Today’s team review is from Aidan. He blogs here https://ricketttsblog.wordpress.com/
Aidan has been reading Penny Pinching Tips For The Morally Bankrupt by Libby Marshall

This is probably the first collection of short stories I’ve ever read, and I had such a good experience that I will definitely be doing it again in the future. Libby Marshall has a seriously twisted sense of humour, and I loved it. The stories themselves were very short, with the longest being maybe twenty pages, and the majority being about five.
I couldn’t possibly cover all the stories in this review, but some of my favourite were: Act Of God, where a recently homeless woman has a morbid, yet uplifting conversation with a Sears employee about buying a fridge; Signs, in which a woman has become dependant on a sign that tells her what her current emotion is; 90 Day Fiance: Dracula (the title really speaks for itself).
One of the key draws of this collection was its black humour. Its ironic, sarcastic and sometimes snide nature lined up well with the type of book I enjoy reading. I felt that it would probably be best enjoyed by a young, liberal audience.
The nature of reading short stories means that you will inevitably enjoy some of them more than others, and it was no different for me. There were a handful of the 43 stories that I didn’t like very much, and a number that I thought were mediocre or didn’t fully grasp. However, that’s the beauty of an anthology: the next one is a fresh start. Moreover, the extremely varied nature of the stories means that there is a significant chance you will find ones that you enjoy.
The stories themselves were very imaginative and out there. On multiple occasions I was astounded by just how strange the premise of one was. However, there were also plenty that were beautifully simplistic, although no less poignant. They covered a wide range of themes, with jokes on almost every topic relevant to the current social climate.
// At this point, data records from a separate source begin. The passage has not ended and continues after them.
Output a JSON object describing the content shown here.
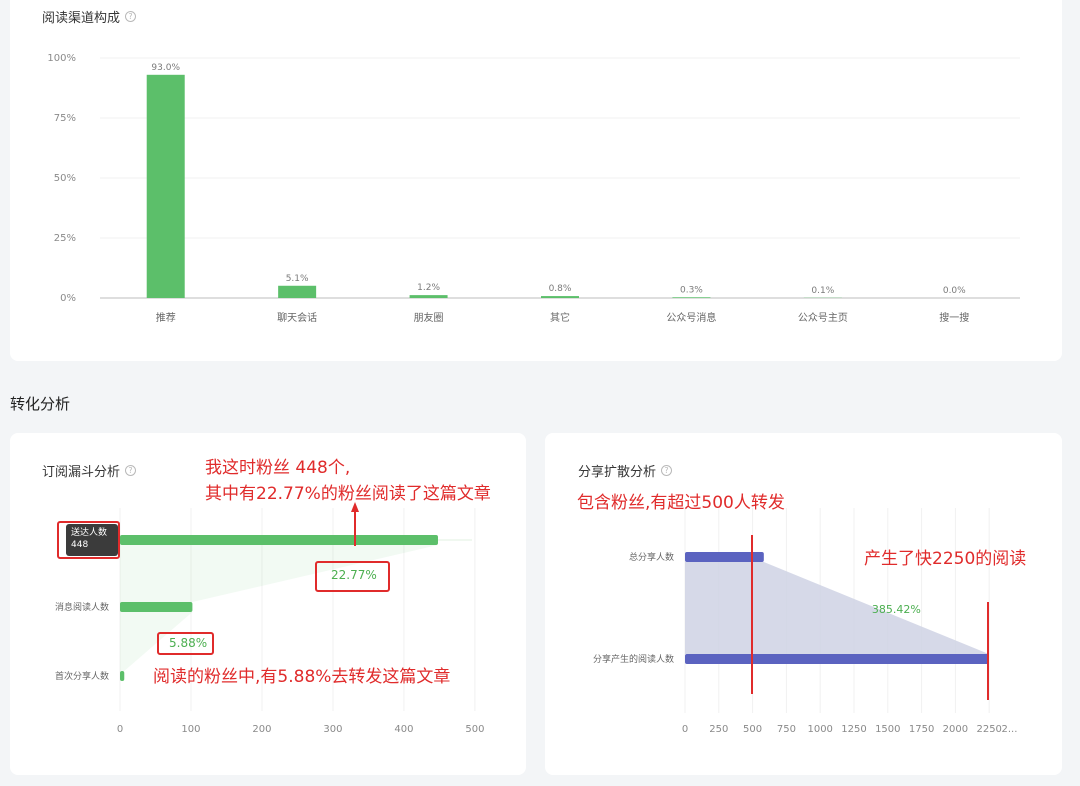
{
  "reading_channels": {
    "title": "阅读渠道构成",
    "help_icon": "question-circle-icon",
    "accent": "#5cbf6a"
  },
  "section": {
    "title": "转化分析"
  },
  "subscription_funnel": {
    "title": "订阅漏斗分析",
    "tooltip": {
      "label": "送达人数",
      "value": "448"
    }
  },
  "share_diffusion": {
    "title": "分享扩散分析"
  },
  "annotations": {
    "funnel_top_line1": "我这时粉丝 448个,",
    "funnel_top_line2": "其中有22.77%的粉丝阅读了这篇文章",
    "funnel_box1": "22.77%",
    "funnel_box2": "5.88%",
    "funnel_bottom": "阅读的粉丝中,有5.88%去转发这篇文章",
    "share_left": "包含粉丝,有超过500人转发",
    "share_right": "产生了快2250的阅读",
    "color": "#e02b2b"
  },
  "chart_data": [
    {
      "id": "reading-channels",
      "type": "bar",
      "categories": [
        "推荐",
        "聊天会话",
        "朋友圈",
        "其它",
        "公众号消息",
        "公众号主页",
        "搜一搜"
      ],
      "values": [
        93.0,
        5.1,
        1.2,
        0.8,
        0.3,
        0.1,
        0.0
      ],
      "value_labels": [
        "93.0%",
        "5.1%",
        "1.2%",
        "0.8%",
        "0.3%",
        "0.1%",
        "0.0%"
      ],
      "ylim": [
        0,
        100
      ],
      "ytick_labels": [
        "0%",
        "25%",
        "50%",
        "75%",
        "100%"
      ],
      "ytick_values": [
        0,
        25,
        50,
        75,
        100
      ],
      "color": "#5cbf6a",
      "grid": true
    },
    {
      "id": "subscription-funnel",
      "type": "bar",
      "orientation": "horizontal",
      "categories": [
        "送达人数",
        "消息阅读人数",
        "首次分享人数"
      ],
      "values": [
        448,
        102,
        6
      ],
      "conversion_labels": [
        "22.77%",
        "5.88%"
      ],
      "xlim": [
        0,
        510
      ],
      "xtick_values": [
        0,
        100,
        200,
        300,
        400,
        500
      ],
      "xtick_labels": [
        "0",
        "100",
        "200",
        "300",
        "400",
        "500"
      ],
      "color": "#5cbf6a",
      "grid": true
    },
    {
      "id": "share-diffusion",
      "type": "bar",
      "orientation": "horizontal",
      "categories": [
        "总分享人数",
        "分享产生的阅读人数"
      ],
      "values": [
        583,
        2247
      ],
      "conversion_label": "385.42%",
      "xlim": [
        0,
        2500
      ],
      "xtick_values": [
        0,
        250,
        500,
        750,
        1000,
        1250,
        1500,
        1750,
        2000,
        2250
      ],
      "xtick_labels": [
        "0",
        "250",
        "500",
        "750",
        "1000",
        "1250",
        "1500",
        "1750",
        "2000",
        "2250",
        "2..."
      ],
      "color": "#5b63c0",
      "grid": true
    }
  ]
}
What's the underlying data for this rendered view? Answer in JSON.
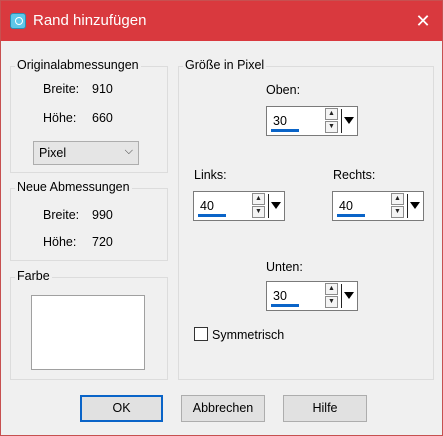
{
  "window": {
    "title": "Rand hinzufügen",
    "icon": "camera-icon",
    "close_glyph": "✕",
    "accent": "#d9393e"
  },
  "original": {
    "heading": "Originalabmessungen",
    "width_label": "Breite:",
    "width_value": "910",
    "height_label": "Höhe:",
    "height_value": "660",
    "unit_selected": "Pixel",
    "unit_chevron": "⌵"
  },
  "new_dims": {
    "heading": "Neue Abmessungen",
    "width_label": "Breite:",
    "width_value": "990",
    "height_label": "Höhe:",
    "height_value": "720"
  },
  "color": {
    "heading": "Farbe",
    "swatch": "#ffffff"
  },
  "size": {
    "heading": "Größe in Pixel",
    "top_label": "Oben:",
    "top_value": "30",
    "left_label": "Links:",
    "left_value": "40",
    "right_label": "Rechts:",
    "right_value": "40",
    "bottom_label": "Unten:",
    "bottom_value": "30",
    "symmetric_label": "Symmetrisch",
    "symmetric_checked": false
  },
  "spin_up_glyph": "▲",
  "spin_down_glyph": "▼",
  "buttons": {
    "ok": "OK",
    "cancel": "Abbrechen",
    "help": "Hilfe"
  }
}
Due to just how short the stories were, the characters were often quite archetypal, although in some ways that was good. Playing into such stereotypes allowed the humour to be punchier and sharper, I thought. The dialogue was excellently constructed to give a sense of the character in the shortest space possible. However, a few of the characters were a bit deeper in some of the longer stories, which again was nice for the sake of variety.
Overall, I’d give the collection a 5.5 out of 7. There were plenty of stories that I liked and a few that I loved. The experimental ones that didn’t quite work for me were easily overlooked. If you haven’t read a short story anthology, this is a really easy place to start.
Penny Pinching Tips for the Morally Bankrupt is a fantastically funny, wonderfully weird, and surprisingly sincere collection of short stories, humor pieces, and miscellaneous bits.
Debra, an unhappy billionaire’s wife, decides to resurrect the 18th-century trend of hiring a man to live on their property as an ornamental garden hermit. An elderly serial killer, bored by her dull nursing home existence, finds a deadly new purpose when her high school nemesis ends up living down the hall. In 1953 a young couple drives to Makeout Point where instead of an evening of heavy petting, they find mountain lions, a man with no gaps in his teeth, and the opportunity to kill Henry Kissinger. Within these pages, a man tries to date after losing his wife to The Salem Witch Trials, a Wi-Fi router gains sentience, a series of cardboard boxes oozing with smoky-sweet baked beans mysteriously appear at a woman’s front door, and a Chuck E. Cheese is haunted by the spirit of Princess Diana.
Boldly strange, deliciously satirical, and laugh-out-loud hilarious, Penny Pinching Tips for the Morally Bankrupt swings from the grim and ghastly to the exquisite and lovely. This one-of-a-kind book takes the reader on a surreal journey through the compulsory despair of daily life and concludes that the only sensible reaction to that much pain is laughter.